Preparing for the day that Xavi can no longer do what he’s been doing so well for the past six-seven seasons, Barcelona have two players ready to take his place and “rule” in the middle without him: Andres Iniesta, and to a lesser degree, or simply different, Cesc Fabregas.

Because even if Fabregas is an actual central midfielder by definition and Andres Iniesta is usually more of an attacking one, even used on the wing at times when there’s no other option, Iniesta is much more capable of filling in for Xavi as the main distributor and pace setter in the midfield.

Fabregas is the better player when it comes to scoring. Not just the more goals he has scored over the last couple of seasons – Fabregas has 30 in all competitions, Iniesta has 14; Fabregas often plays in a more forward position because of his finishing, but his tendencies in attacking that he’s picked up from the Premier League, making him very unique in the La Liga.

Iniesta is the better passer, and overall probably the better player. He doesn’t have the amount of assists Fabregas has, but he usually doesn’t sit so close to the “danger” like Cesc. Iniesta is the one who frees up players in front of him with that unique dribbling of his or through his excellent passing and vision. It usually doesn’t show up on the stat sheets, but Iniesta, after Messi and Neymar, is the player most capable of handling double teams on his own through his incredible balance and body control.

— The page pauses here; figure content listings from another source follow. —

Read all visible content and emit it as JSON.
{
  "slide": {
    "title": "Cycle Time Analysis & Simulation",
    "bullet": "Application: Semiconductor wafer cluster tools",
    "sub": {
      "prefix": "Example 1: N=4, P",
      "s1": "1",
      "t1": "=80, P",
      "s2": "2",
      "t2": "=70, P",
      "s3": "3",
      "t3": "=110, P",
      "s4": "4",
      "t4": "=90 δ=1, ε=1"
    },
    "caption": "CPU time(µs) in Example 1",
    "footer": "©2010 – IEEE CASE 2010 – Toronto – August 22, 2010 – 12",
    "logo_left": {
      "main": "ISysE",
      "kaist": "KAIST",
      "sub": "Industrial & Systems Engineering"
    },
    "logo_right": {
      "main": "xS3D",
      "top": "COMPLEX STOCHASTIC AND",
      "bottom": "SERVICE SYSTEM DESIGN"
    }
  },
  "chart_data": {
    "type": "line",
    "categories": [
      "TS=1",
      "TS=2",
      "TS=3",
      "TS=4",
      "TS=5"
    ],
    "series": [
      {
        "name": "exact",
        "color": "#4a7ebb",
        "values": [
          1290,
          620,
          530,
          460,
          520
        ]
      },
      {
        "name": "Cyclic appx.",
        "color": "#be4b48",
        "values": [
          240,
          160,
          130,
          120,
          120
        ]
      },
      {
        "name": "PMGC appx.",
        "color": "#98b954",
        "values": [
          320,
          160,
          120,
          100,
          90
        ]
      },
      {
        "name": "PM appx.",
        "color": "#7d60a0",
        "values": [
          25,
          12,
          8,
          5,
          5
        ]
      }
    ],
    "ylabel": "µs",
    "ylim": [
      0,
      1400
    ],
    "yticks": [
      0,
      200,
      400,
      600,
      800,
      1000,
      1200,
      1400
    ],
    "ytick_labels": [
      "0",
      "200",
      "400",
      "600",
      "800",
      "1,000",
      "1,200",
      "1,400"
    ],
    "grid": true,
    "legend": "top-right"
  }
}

Euro 2012 was the perfect example of how Iniesta should be the first in line to inherit Xavi. Iniesta didn’t win the tournament’s best player award for nothing, even if he didn’t have the goals to show for it. His ability to take over the midfield while Xavi was having a weak tournament until the final, where everything came together for Spain.

Cesc Fabregas

And while Fabregas has this unsettled label hanging over his head, although it is fading away this season, there’s no doubt where Andres Iniesta will play for the rest of his career. He’s been with Barcelona since the age of 11, and there’s no doubt that he’ll find the golden path with Barcelona regarding his contract negotiations.

I intend to end my career at Barcelona. The club feels the same. It’s not about money. We have time to keep improving our club and player relationship.

If Barcelona hang on to both players for the years to come, we shouldn’t see any drop in their ability to continue and blend the styles Martino has brought in (which isn’t such a drastic change from the past, only sometimes giving up on the short-ball from time to time, working perfectly for Fabregas) and Barcelona have always been known for. But while it’s unclear sometimes what Fabregas’ role is in all of this, Iniesta is perfectly suited and fitted for the things Barcelona are doing, and at some point will take over Xavi as the true heart and barometer of this team.